Tam aksine şöyle buyurur.

"İşte sana gerçek olarak okuduğumuz bunlar Allah'ın ayetleridir. 

Artık Allah'tan ve onun ayetlerinden sonra hangi söze inanacaklar"

(Casiye- 6)

"Onlar artık bundan (Kur'an'dan) başka hangi söze inanacaklar"

 (Mürselat- 50)

 Oysa bugünkü manzaraya baktığımızda Ehli Sünnet ve Şia'da yüzlerce cilt tefsir,  hadis ve fıkıh kitabı dinin kaynağı sayılarak Kur'an'ın arka plana edildiğini görüyoruz. 
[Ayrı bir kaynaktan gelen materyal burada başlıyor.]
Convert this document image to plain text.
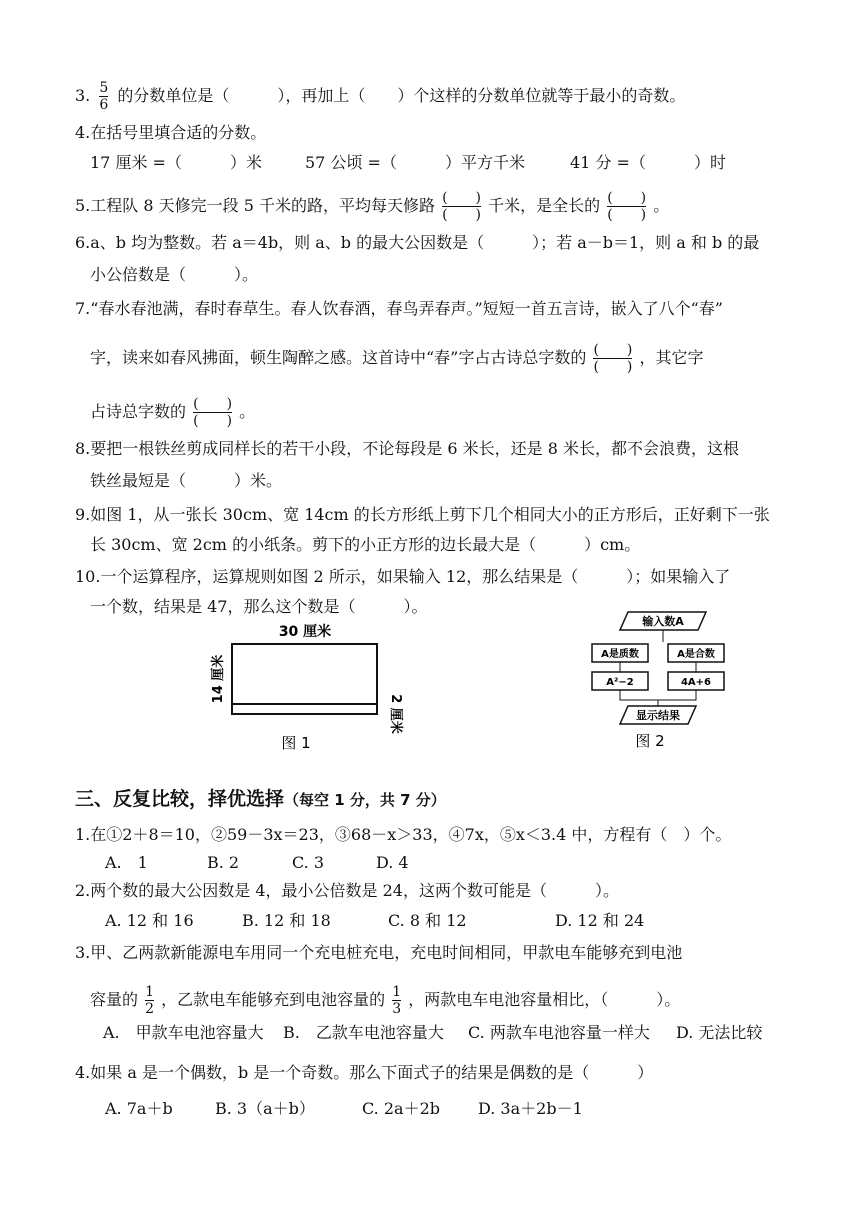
3. $\frac{5}{6}$ 的分数单位是（　　　），再加上（　　）个这样的分数单位就等于最小的奇数。
4.在括号里填合适的分数。
17 厘米 =（　　　）米	57 公顷 =（　　　）平方千米	41 分 =（　　　）时
5.工程队 8 天修完一段 5 千米的路，平均每天修路 $\frac{( )}{( )}$ 千米，是全长的 $\frac{( )}{( )}$ 。
6.a、b 均为整数。若 a＝4b，则 a、b 的最大公因数是（　　　）；若 a－b＝1，则 a 和 b 的最
小公倍数是（　　　）。
7.“春水春池满，春时春草生。春人饮春酒，春鸟弄春声。”短短一首五言诗，嵌入了八个“春”
字，读来如春风拂面，顿生陶醉之感。这首诗中“春”字占古诗总字数的 $\frac{( )}{( )}$ ，其它字
占诗总字数的 $\frac{( )}{( )}$ 。
8.要把一根铁丝剪成同样长的若干小段，不论每段是 6 米长，还是 8 米长，都不会浪费，这根
铁丝最短是（　　　）米。
9.如图 1，从一张长 30cm、宽 14cm 的长方形纸上剪下几个相同大小的正方形后，正好剩下一张
长 30cm、宽 2cm 的小纸条。剪下的小正方形的边长最大是（　　　）cm。
10.一个运算程序，运算规则如图 2 所示，如果输入 12，那么结果是（　　　）；如果输入了
一个数，结果是 47，那么这个数是（　　　）。
30 厘米
14 厘米
2 厘米
图 1
输入数A
A是质数	A是合数
A²−2	4A+6
显示结果
图 2
三、反复比较，择优选择（每空 1 分，共 7 分）
1.在①2＋8＝10，②59－3x＝23，③68－x＞33，④7x，⑤x＜3.4 中，方程有（　）个。
A.　1	B. 2	C. 3	D. 4
2.两个数的最大公因数是 4，最小公倍数是 24，这两个数可能是（　　　）。
A. 12 和 16	B. 12 和 18	C. 8 和 12	D. 12 和 24
3.甲、乙两款新能源电车用同一个充电桩充电，充电时间相同，甲款电车能够充到电池
容量的 $\frac{1}{2}$ ，乙款电车能够充到电池容量的 $\frac{1}{3}$ ，两款电车电池容量相比，（　　　）。
A.　甲款车电池容量大 B.　乙款车电池容量大 C. 两款车电池容量一样大 D. 无法比较
4.如果 a 是一个偶数，b 是一个奇数。那么下面式子的结果是偶数的是（　　　）
A. 7a＋b	B. 3（a＋b）	C. 2a＋2b D. 3a＋2b－1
Böylece Kuran'ın din konusundaki otoritesi ve kaynaklığı yüzde yüz iken, Kur'an bütün uydurma kaynakların arkasında, bereketlenmek ve sevap almak için okunan bir kitaba indirgenmiş ve dolayısıyla dinin kaynağının belirlenmesi hususunda içinden çıkılmaz bir kargaşa ve batağa saplanılmış oldu.

 KUR'ANA DÖNÜŞ : 

Etrafımızda İslam adına sergilenen tüm hurafe ve ilkellikler, çirkinlikler ve çelişkiler, kitlelere acilen hakiki dinin anlatılmasının ne kadar önemli olduğunu göstermektedir. 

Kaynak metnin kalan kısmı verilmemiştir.